Significado. David no teme el escrutinio divino, sino que lo invita; quien camina en integridad delante de Dios puede pedir que el Señor examine lo más íntimo de su corazón.

Contexto. El Salmo 26 es una oración de David, rey de Israel y autor de gran parte del Salterio. Compuesto probablemente en medio de la oposición de hombres impíos, el salmo es una súplica de vindicación en la que el creyente apela a la justicia de Dios. David no se presenta como inocente absoluto, sino como alguien que ha confiado en el Señor y ha procurado andar en su verdad. El destinatario inmediato es Dios mismo, pero el salmo instruye también a la congregación del pacto sobre cómo acercarse al trono de la gracia.
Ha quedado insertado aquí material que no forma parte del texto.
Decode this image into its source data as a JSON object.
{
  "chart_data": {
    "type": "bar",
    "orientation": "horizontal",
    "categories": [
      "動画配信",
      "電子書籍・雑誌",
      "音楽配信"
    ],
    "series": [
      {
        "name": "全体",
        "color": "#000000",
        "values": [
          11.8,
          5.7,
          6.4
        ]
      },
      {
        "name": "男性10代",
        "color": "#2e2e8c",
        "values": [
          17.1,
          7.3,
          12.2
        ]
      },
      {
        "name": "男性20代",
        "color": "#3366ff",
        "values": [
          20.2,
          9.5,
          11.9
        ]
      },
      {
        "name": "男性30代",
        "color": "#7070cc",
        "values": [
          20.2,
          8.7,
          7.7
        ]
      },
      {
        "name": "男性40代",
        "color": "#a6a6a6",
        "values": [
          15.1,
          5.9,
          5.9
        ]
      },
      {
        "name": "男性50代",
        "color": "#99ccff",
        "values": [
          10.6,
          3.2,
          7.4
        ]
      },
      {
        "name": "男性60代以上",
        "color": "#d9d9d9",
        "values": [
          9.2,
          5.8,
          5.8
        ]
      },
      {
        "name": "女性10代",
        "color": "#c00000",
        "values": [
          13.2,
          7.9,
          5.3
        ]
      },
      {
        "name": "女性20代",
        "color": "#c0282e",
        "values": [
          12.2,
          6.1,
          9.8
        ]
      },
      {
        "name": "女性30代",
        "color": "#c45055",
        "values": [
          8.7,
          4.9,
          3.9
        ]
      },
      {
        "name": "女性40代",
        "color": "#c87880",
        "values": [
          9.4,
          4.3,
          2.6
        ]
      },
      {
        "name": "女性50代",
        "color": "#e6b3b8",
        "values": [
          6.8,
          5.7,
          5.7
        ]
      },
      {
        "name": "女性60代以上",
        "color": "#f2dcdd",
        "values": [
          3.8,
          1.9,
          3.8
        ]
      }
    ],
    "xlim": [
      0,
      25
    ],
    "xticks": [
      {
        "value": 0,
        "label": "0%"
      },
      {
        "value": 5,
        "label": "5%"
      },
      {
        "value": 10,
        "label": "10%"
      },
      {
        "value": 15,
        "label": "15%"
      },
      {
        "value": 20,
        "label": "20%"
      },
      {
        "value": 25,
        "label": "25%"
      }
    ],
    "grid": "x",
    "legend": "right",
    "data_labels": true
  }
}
Explicación. Las palabras «examíname, oh Jehová, y pruébame; sondea mis íntimos pensamientos y mi corazón» reúnen tres verbos de escrutinio penetrante. «Examíname» evoca el juicio judicial; «pruébame» remite al refinado del metal en el fuego; «sondea» es el ensayo del orfebre. David pide que Dios, que ya conoce todo, ponga a prueba sus afectos más profundos. Desde una lectura reformada, esto no es jactancia farisaica, pues la integridad de David brota de la gracia soberana y no de mérito propio. El creyente puede orar así solamente porque su justicia está fundada en el pacto y, en última instancia, en Cristo, único cuyo corazón resistió perfectamente el escrutinio del Padre.

Referencias relacionadas. El versículo halla su eco más pleno en el Salmo 139:23-24, donde David vuelve a invitar el examen divino. Jeremías 17:10 declara que Jehová escudriña el corazón y prueba los pensamientos. La imagen del fuego refinador reaparece en Malaquías 3:3 y en 1 Pedro 1:7. Hebreos 4:13 recuerda que todas las cosas están desnudas ante los ojos de Aquel a quien debemos dar cuenta.

Aplicación práctica. El cristiano no debe huir del examen de Dios, sino buscarlo. En lugar de cultivar una piedad superficial, conviene pedir que el Espíritu Santo alumbre los rincones ocultos del corazón, exponiendo motivos impuros y pecados secretos. Esta oración solo es posible cuando descansamos en la justicia imputada de Cristo; entonces el escrutinio divino deja de aterrar y se vuelve instrumento de santificación, refinándonos como oro en el fuego del amor paternal de Dios.

Para reflexionar. ¿Me atrevería hoy a invitar a Dios a sondear mis pensamientos más íntimos, o hay rincones de mi corazón que prefiero mantener en la sombra?